Large Language Models (LLMs) have transformed natural language understanding in recent times, demonstrating remarkable aptitudes in semantic comprehension, query resolution, and text production, particularly in zero-shot and few-shot environments. As seen in Fig. 1(a), several methods have been put forth for using LLMs on tasks involving vision. An optical encoder could also be trained to represent each picture as a series of continuous embeddings, allowing the LLM to grasp it. One other uses a contrastively trained frozen vision encoder while adding additional layers to the frozen LLM which might be then learned from scratch.
One other method recommends training a light-weight transformer to align a frozen visual encoder (pre-trained contrastively) and a frozen LLM. Even in the event that they have progressed within the abovementioned research, it remains to be difficult to justify the extra pretraining stage(s)’ computational cost. As well as, massive databases, including text, photos, and videos, are required to synchronize the visual and linguistic modalities with an existing LLM. Flamingo adds recent cross-attention layers into an LLM pre-trained so as to add visual features.
The multimodal pretraining stage requires stunning 2 billion picture-text pairs and 43 million web sites, which may take as much as 15 days, even employing a pretrained image encoder and a pretrained frozen LLM. As a substitute, using a wide range of “vision modules,” they’ll extract information from visual inputs and produce detailed textual representations (equivalent to tags, attributes, actions, and relationships, amongst other things), which they’ll then feed on to the LLM to avoid the necessity for added multimodal pretraining, as shown in Fig. 1(b). Researchers from Contextual AI and Stanford University introduce LENS (Large Language Models ENnhanced to See) a modular strategy that uses an LLM because the “reasoning module” and functions across separate “vision modules.”
They first extract wealthy textual information within the LENS technique using pretrained vision modules, equivalent to contrastive models and image-captioning models. The text is then sent to the LLM, enabling it to perform tasks, including object recognition, vision, and language (V&L). LENS bridges the gap between the modalities at no expense by eliminating the need for added multimodal pretraining stages or data. Incorporating LENS gives them a model that operates across domains out of the box without the necessity for added cross-domain pretraining. Moreover, this integration enables us to right away use probably the most recent developments in computer vision and natural language processing, maximizing the benefits related to each disciplines.

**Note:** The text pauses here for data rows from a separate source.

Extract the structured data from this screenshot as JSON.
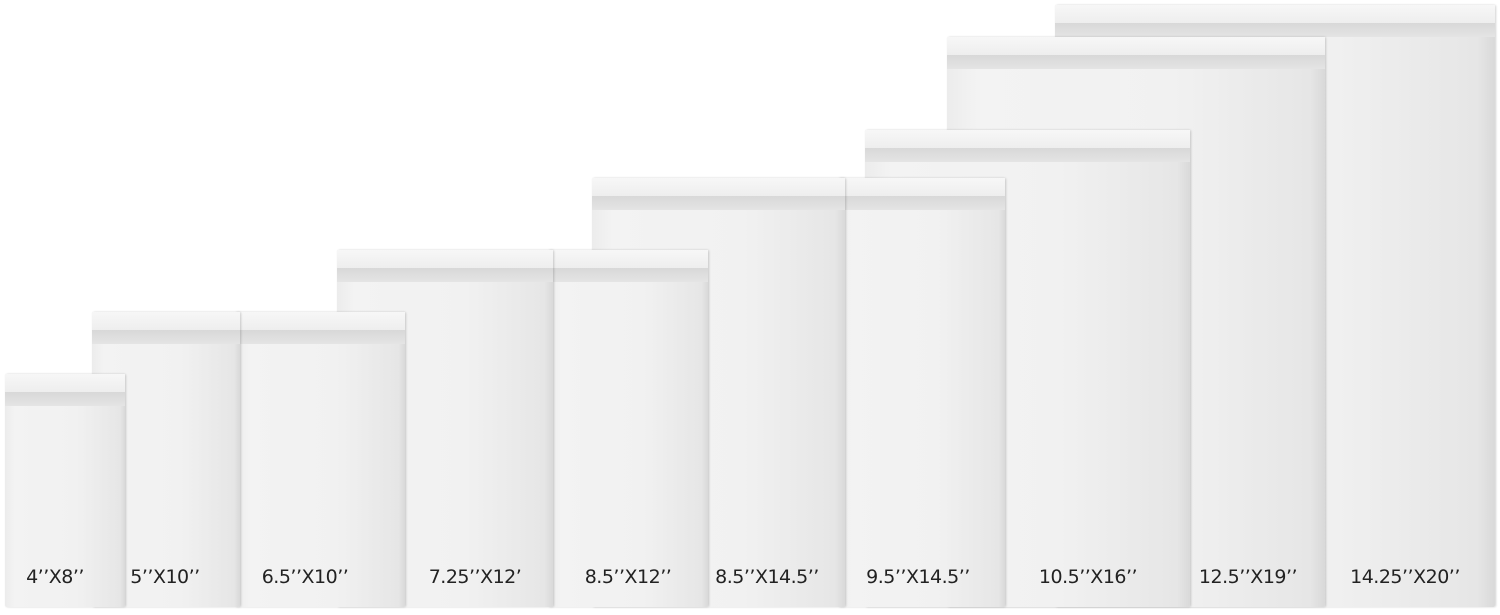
{
  "mailers": [
    {
      "label": "4’’X8’’"
    },
    {
      "label": "5’’X10’’"
    },
    {
      "label": "6.5’’X10’’"
    },
    {
      "label": "7.25’’X12’"
    },
    {
      "label": "8.5’’X12’’"
    },
    {
      "label": "8.5’’X14.5’’"
    },
    {
      "label": "9.5’’X14.5’’"
    },
    {
      "label": "10.5’’X16’’"
    },
    {
      "label": "12.5’’X19’’"
    },
    {
      "label": "14.25’’X20’’"
    }
  ],
  "colors": {
    "mailer": "#f1f1f1",
    "background": "#ffffff",
    "text": "#222222"
  }
}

They supply the next contributions:
• They present LENS, a modular method that handles computer vision challenges through the use of language models’ few-shot, in-context learning capabilities through natural language descriptions of visual inputs.
• LENS gives any off-the-shelf LLM the power to see without further training or data.
• They use frozen LLMs to handle object recognition and visual reasoning tasks without additional vision-and-language alignment or multimodal data. Experimental results show that their approach achieves zero-shot performance that’s competitive with or superior to end-to-end jointly pre-trained models like Kosmos and Flamingo. A partial implementation of their paper is obtainable on GitHub.
Check Out the Paper, Demo, Github link, and Blog. Don’t forget to affix our 25k+ ML SubReddit, Discord Channel, and Email Newsletter, where we share the most recent AI research news, cool AI projects, and more. If you may have any questions regarding the above article or if we missed anything, be happy to email us at Asif@marktechpost.com
Featured Tools:
🚀 Check Out 100’s AI Tools in AI Tools Club
Aneesh Tickoo is a consulting intern at MarktechPost. He’s currently pursuing his undergraduate degree in Data Science and Artificial Intelligence from the Indian Institute of Technology(IIT), Bhilai. He spends most of his time working on projects aimed toward harnessing the ability of machine learning. His research interest is image processing and is keen about constructing solutions around it. He loves to attach with people and collaborate on interesting projects.